「Pytorch」CopyPaste 数据增强

数据增广是提升模型泛化能力重要的手段之一,CopyPaste 是一种新颖的数据增强技巧,已经在目标检测和实例分割任务中验证了有效性。利用 CopyPaste,可以合成文本实例来平衡训练图像中的正负样本之间的比例。相比而言,传统图像旋转、随机翻转和随机裁剪是无法做到的。

CopyPaste 主要步骤包括:

  1. 随机选择两幅训练图像;
  2. 随机尺度抖动缩放;
  3. 随机水平翻转;
  4. 随机选择一幅图像中的目标子集;
  5. 粘贴在另一幅图像中随机的位置。

这样就比较好地提升了样本丰富度,同时也增加了模型对环境的鲁棒性。如下图所示,通过在左下角的图中裁剪出来的文本,随机旋转缩放之后粘贴到左上角的图像中,进一步丰富了该文本在不同背景下的多样性。

参考代码:

python 复制代码
#  !/usr/bin/env  python
#  -*- coding:utf-8 -*-
# @Time   :  2024.07
# @Author :  绿色羽毛
# @Email  :  lvseyumao@foxmail.com
# @Blog   :  https://blog.csdn.net/ViatorSun
# @Note   :



import os
import cv2
import json
import logging
import random
import numpy as np

import matplotlib.pyplot as plt



def create_operators(op_param_list, global_config=None):
    """
    create operators based on the config

    Args:
        params(list): a dict list, used to create some operators
    """
    assert isinstance(op_param_list, list), ('operator config should be a list')
    ops = []
    for operator in op_param_list:
        assert isinstance(operator,
                          dict) and len(operator) == 1, "yaml format error"
        op_name = list(operator)[0]
        param = {} if operator[op_name] is None else operator[op_name]
        if global_config is not None:
            param.update(global_config)
        op = eval(op_name)(**param)
        ops.append(op)
    return ops


def transform(data, ops=None):
    """ transform """
    if ops is None:
        ops = []
    for op in ops:
        data = op(data)
        if data is None:
            return None
    return data



# CopyPaste示例的类
class CopyPasteDemo(object):
    def __init__(self, ):
        self.data_dir = "/media/sun/Data/Dataset/OCR_Data/det/train/"
        self.label_file_list = "/media/sun/Data/Dataset/OCR_Data/det/train.txt"
        self.data_lines = self.get_image_info_list(self.label_file_list)
        self.data_idx_order_list = list(range(len(self.data_lines)))
        transforms = [
            {"DecodeImage": {"img_mode": "BGR", "channel_first": False}},
            {"DetLabelEncode": {}},
            {"CopyPaste": {"objects_paste_ratio": 1.0}},
        ]
        self.ops = create_operators(transforms)
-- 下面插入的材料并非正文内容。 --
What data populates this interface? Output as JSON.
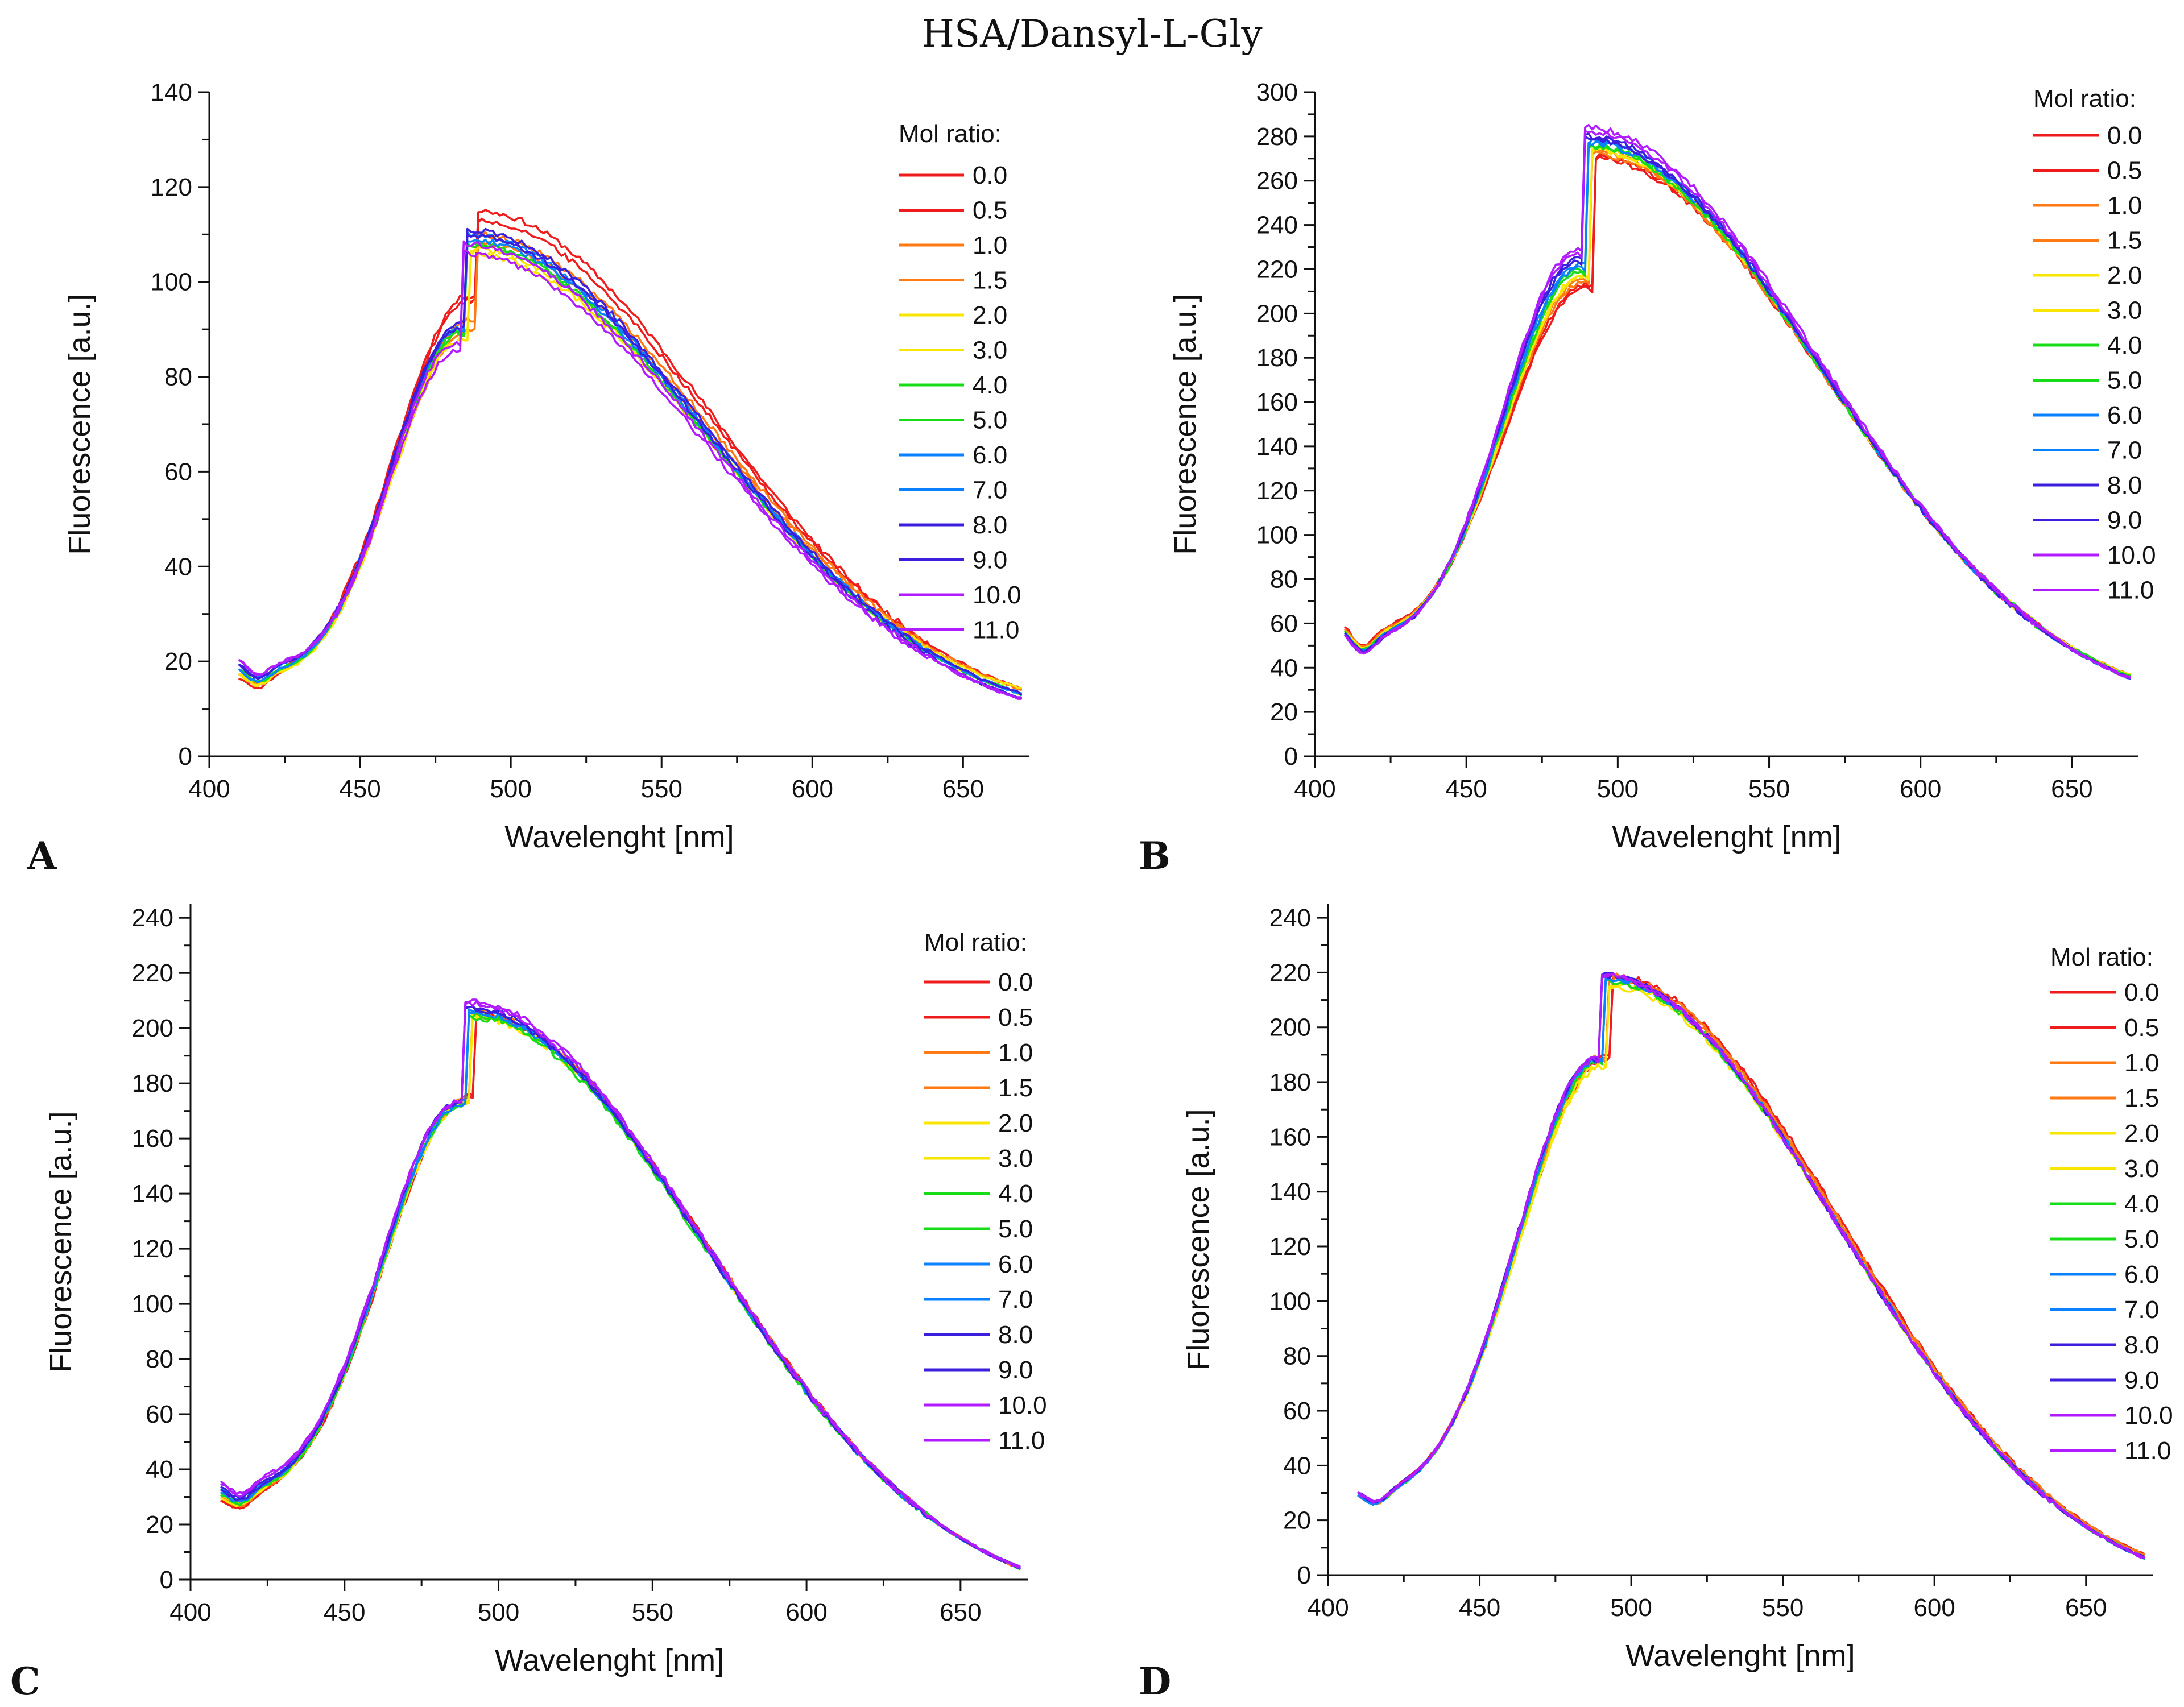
{
  "title": "HSA/Dansyl-L-Gly",
  "legend_title": "Mol ratio:",
  "series_names": [
    "0.0",
    "0.5",
    "1.0",
    "1.5",
    "2.0",
    "3.0",
    "4.0",
    "5.0",
    "6.0",
    "7.0",
    "8.0",
    "9.0",
    "10.0",
    "11.0"
  ],
  "series_colors": [
    "#ee1c1c",
    "#ee1c1c",
    "#ff7a12",
    "#ff7a12",
    "#f8e600",
    "#f8e600",
    "#18dc18",
    "#18dc18",
    "#0a82ff",
    "#0a82ff",
    "#3b1fdc",
    "#3b1fdc",
    "#b01cff",
    "#b01cff"
  ],
  "chart_data": [
    {
      "panel": "A",
      "type": "line",
      "xlabel": "Wavelenght [nm]",
      "ylabel": "Fluorescence [a.u.]",
      "xlim": [
        400,
        672
      ],
      "ylim": [
        0,
        140
      ],
      "xticks": [
        400,
        450,
        500,
        550,
        600,
        650
      ],
      "yticks": [
        0,
        20,
        40,
        60,
        80,
        100,
        120,
        140
      ],
      "x_range": [
        410,
        670
      ],
      "series": [
        {
          "name": "0.0",
          "peak_x": 488,
          "peak": 115,
          "start": 18,
          "end": 14
        },
        {
          "name": "0.5",
          "peak_x": 488,
          "peak": 113,
          "start": 17,
          "end": 14
        },
        {
          "name": "1.0",
          "peak_x": 488,
          "peak": 110,
          "start": 18,
          "end": 14
        },
        {
          "name": "1.5",
          "peak_x": 488,
          "peak": 108,
          "start": 18,
          "end": 14
        },
        {
          "name": "2.0",
          "peak_x": 486,
          "peak": 106,
          "start": 18,
          "end": 14
        },
        {
          "name": "3.0",
          "peak_x": 486,
          "peak": 107,
          "start": 18,
          "end": 13
        },
        {
          "name": "4.0",
          "peak_x": 485,
          "peak": 108,
          "start": 19,
          "end": 13
        },
        {
          "name": "5.0",
          "peak_x": 485,
          "peak": 108,
          "start": 19,
          "end": 13
        },
        {
          "name": "6.0",
          "peak_x": 485,
          "peak": 109,
          "start": 19,
          "end": 13
        },
        {
          "name": "7.0",
          "peak_x": 485,
          "peak": 110,
          "start": 20,
          "end": 13
        },
        {
          "name": "8.0",
          "peak_x": 485,
          "peak": 111,
          "start": 20,
          "end": 13
        },
        {
          "name": "9.0",
          "peak_x": 485,
          "peak": 110,
          "start": 20,
          "end": 12
        },
        {
          "name": "10.0",
          "peak_x": 484,
          "peak": 108,
          "start": 21,
          "end": 12
        },
        {
          "name": "11.0",
          "peak_x": 484,
          "peak": 106,
          "start": 21,
          "end": 12
        }
      ]
    },
    {
      "panel": "B",
      "type": "line",
      "xlabel": "Wavelenght [nm]",
      "ylabel": "Fluorescence [a.u.]",
      "xlim": [
        400,
        672
      ],
      "ylim": [
        0,
        300
      ],
      "xticks": [
        400,
        450,
        500,
        550,
        600,
        650
      ],
      "yticks": [
        0,
        20,
        40,
        60,
        80,
        100,
        120,
        140,
        160,
        180,
        200,
        220,
        240,
        260,
        280,
        300
      ],
      "x_range": [
        410,
        670
      ],
      "series": [
        {
          "name": "0.0",
          "peak_x": 492,
          "peak": 270,
          "start": 60,
          "end": 36
        },
        {
          "name": "0.5",
          "peak_x": 492,
          "peak": 271,
          "start": 59,
          "end": 36
        },
        {
          "name": "1.0",
          "peak_x": 491,
          "peak": 272,
          "start": 59,
          "end": 36
        },
        {
          "name": "1.5",
          "peak_x": 491,
          "peak": 273,
          "start": 59,
          "end": 36
        },
        {
          "name": "2.0",
          "peak_x": 491,
          "peak": 274,
          "start": 58,
          "end": 36
        },
        {
          "name": "3.0",
          "peak_x": 491,
          "peak": 274,
          "start": 58,
          "end": 36
        },
        {
          "name": "4.0",
          "peak_x": 490,
          "peak": 275,
          "start": 58,
          "end": 36
        },
        {
          "name": "5.0",
          "peak_x": 490,
          "peak": 276,
          "start": 57,
          "end": 35
        },
        {
          "name": "6.0",
          "peak_x": 490,
          "peak": 277,
          "start": 57,
          "end": 35
        },
        {
          "name": "7.0",
          "peak_x": 490,
          "peak": 278,
          "start": 57,
          "end": 35
        },
        {
          "name": "8.0",
          "peak_x": 489,
          "peak": 279,
          "start": 57,
          "end": 35
        },
        {
          "name": "9.0",
          "peak_x": 489,
          "peak": 280,
          "start": 56,
          "end": 35
        },
        {
          "name": "10.0",
          "peak_x": 489,
          "peak": 282,
          "start": 56,
          "end": 35
        },
        {
          "name": "11.0",
          "peak_x": 489,
          "peak": 284,
          "start": 56,
          "end": 35
        }
      ]
    },
    {
      "panel": "C",
      "type": "line",
      "xlabel": "Wavelenght [nm]",
      "ylabel": "Fluorescence [a.u.]",
      "xlim": [
        400,
        672
      ],
      "ylim": [
        0,
        245
      ],
      "xticks": [
        400,
        450,
        500,
        550,
        600,
        650
      ],
      "yticks": [
        0,
        20,
        40,
        60,
        80,
        100,
        120,
        140,
        160,
        180,
        200,
        220,
        240
      ],
      "x_range": [
        410,
        670
      ],
      "series": [
        {
          "name": "0.0",
          "peak_x": 492,
          "peak": 205,
          "start": 30,
          "end": 4
        },
        {
          "name": "0.5",
          "peak_x": 492,
          "peak": 205,
          "start": 30,
          "end": 4
        },
        {
          "name": "1.0",
          "peak_x": 491,
          "peak": 205,
          "start": 31,
          "end": 4
        },
        {
          "name": "1.5",
          "peak_x": 491,
          "peak": 206,
          "start": 31,
          "end": 4
        },
        {
          "name": "2.0",
          "peak_x": 491,
          "peak": 204,
          "start": 31,
          "end": 4
        },
        {
          "name": "3.0",
          "peak_x": 491,
          "peak": 205,
          "start": 32,
          "end": 4
        },
        {
          "name": "4.0",
          "peak_x": 490,
          "peak": 204,
          "start": 32,
          "end": 4
        },
        {
          "name": "5.0",
          "peak_x": 490,
          "peak": 205,
          "start": 33,
          "end": 4
        },
        {
          "name": "6.0",
          "peak_x": 490,
          "peak": 206,
          "start": 33,
          "end": 4
        },
        {
          "name": "7.0",
          "peak_x": 490,
          "peak": 206,
          "start": 34,
          "end": 4
        },
        {
          "name": "8.0",
          "peak_x": 489,
          "peak": 207,
          "start": 34,
          "end": 4
        },
        {
          "name": "9.0",
          "peak_x": 489,
          "peak": 208,
          "start": 35,
          "end": 4
        },
        {
          "name": "10.0",
          "peak_x": 489,
          "peak": 209,
          "start": 36,
          "end": 4
        },
        {
          "name": "11.0",
          "peak_x": 489,
          "peak": 210,
          "start": 37,
          "end": 4
        }
      ]
    },
    {
      "panel": "D",
      "type": "line",
      "xlabel": "Wavelenght [nm]",
      "ylabel": "Fluorescence [a.u.]",
      "xlim": [
        400,
        672
      ],
      "ylim": [
        0,
        245
      ],
      "xticks": [
        400,
        450,
        500,
        550,
        600,
        650
      ],
      "yticks": [
        0,
        20,
        40,
        60,
        80,
        100,
        120,
        140,
        160,
        180,
        200,
        220,
        240
      ],
      "x_range": [
        410,
        670
      ],
      "series": [
        {
          "name": "0.0",
          "peak_x": 493,
          "peak": 218,
          "start": 30,
          "end": 7
        },
        {
          "name": "0.5",
          "peak_x": 493,
          "peak": 219,
          "start": 30,
          "end": 7
        },
        {
          "name": "1.0",
          "peak_x": 492,
          "peak": 219,
          "start": 30,
          "end": 7
        },
        {
          "name": "1.5",
          "peak_x": 492,
          "peak": 218,
          "start": 30,
          "end": 7
        },
        {
          "name": "2.0",
          "peak_x": 492,
          "peak": 215,
          "start": 30,
          "end": 6
        },
        {
          "name": "3.0",
          "peak_x": 492,
          "peak": 216,
          "start": 30,
          "end": 6
        },
        {
          "name": "4.0",
          "peak_x": 491,
          "peak": 217,
          "start": 30,
          "end": 6
        },
        {
          "name": "5.0",
          "peak_x": 491,
          "peak": 217,
          "start": 30,
          "end": 6
        },
        {
          "name": "6.0",
          "peak_x": 491,
          "peak": 218,
          "start": 30,
          "end": 6
        },
        {
          "name": "7.0",
          "peak_x": 491,
          "peak": 218,
          "start": 30,
          "end": 6
        },
        {
          "name": "8.0",
          "peak_x": 490,
          "peak": 219,
          "start": 31,
          "end": 6
        },
        {
          "name": "9.0",
          "peak_x": 490,
          "peak": 219,
          "start": 31,
          "end": 6
        },
        {
          "name": "10.0",
          "peak_x": 490,
          "peak": 219,
          "start": 31,
          "end": 6
        },
        {
          "name": "11.0",
          "peak_x": 490,
          "peak": 219,
          "start": 31,
          "end": 6
        }
      ]
    }
  ]
}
    # 选择一张图像,将其中的内容拷贝到当前图像中
    def get_ext_data(self, idx):
        ext_data_num = 1
        ext_data = []
        next_idx = idx
        load_data_ops = self.ops[:2]

        while len(ext_data) < ext_data_num:
            next_idx = (next_idx + 1) % len(self)
            file_idx = self.data_idx_order_list[next_idx]
            data_line = self.data_lines[file_idx]
            data_line = data_line.decode('utf-8')
            substr = data_line.strip("\n").split("\t")
            file_name = substr[0]
            label = substr[1]
            img_path = os.path.join(self.data_dir, file_name)
            data = {'img_path': img_path, 'label': label}
            if not os.path.exists(img_path):
                continue
            with open(data['img_path'], 'rb') as f:
                img = f.read()
                data['image'] = img
            data = transform(data, load_data_ops)
            if data is None:
                continue
            ext_data.append(data)
        return ext_data

    # 获取图像信息
    def get_image_info_list(self, file_list):
        if isinstance(file_list, str):
            file_list = [file_list]
        data_lines = []
        for idx, file in enumerate(file_list):
            with open(file, "rb") as f:
                lines = f.readlines()
                data_lines.extend(lines)
        return data_lines

    # 获取DataSet中的一条数据
    def __getitem__(self, idx):
        file_idx = self.data_idx_order_list[idx]
        data_line = self.data_lines[file_idx]
        try:
            data_line = data_line.decode('utf-8')
            substr = data_line.strip("\n").split("\t")
            file_name = substr[0]
            label = substr[1]
            img_path = os.path.join(self.data_dir, file_name)
            data = {'img_path': img_path, 'label': label}
            if not os.path.exists(img_path):
                raise Exception("{} does not exist!".format(img_path))
            with open(data['img_path'], 'rb') as f:
                img = f.read()
                data['image'] = img
            data['ext_data'] = self.get_ext_data(idx)
            outs = transform(data, self.ops)
        except Exception as e:
            print("When parsing line {}, error happened with msg: {}".format(data_line, e))
            outs = None
        if outs is None:
            return
        return outs

    def __len__(self):
        return len(self.data_idx_order_list)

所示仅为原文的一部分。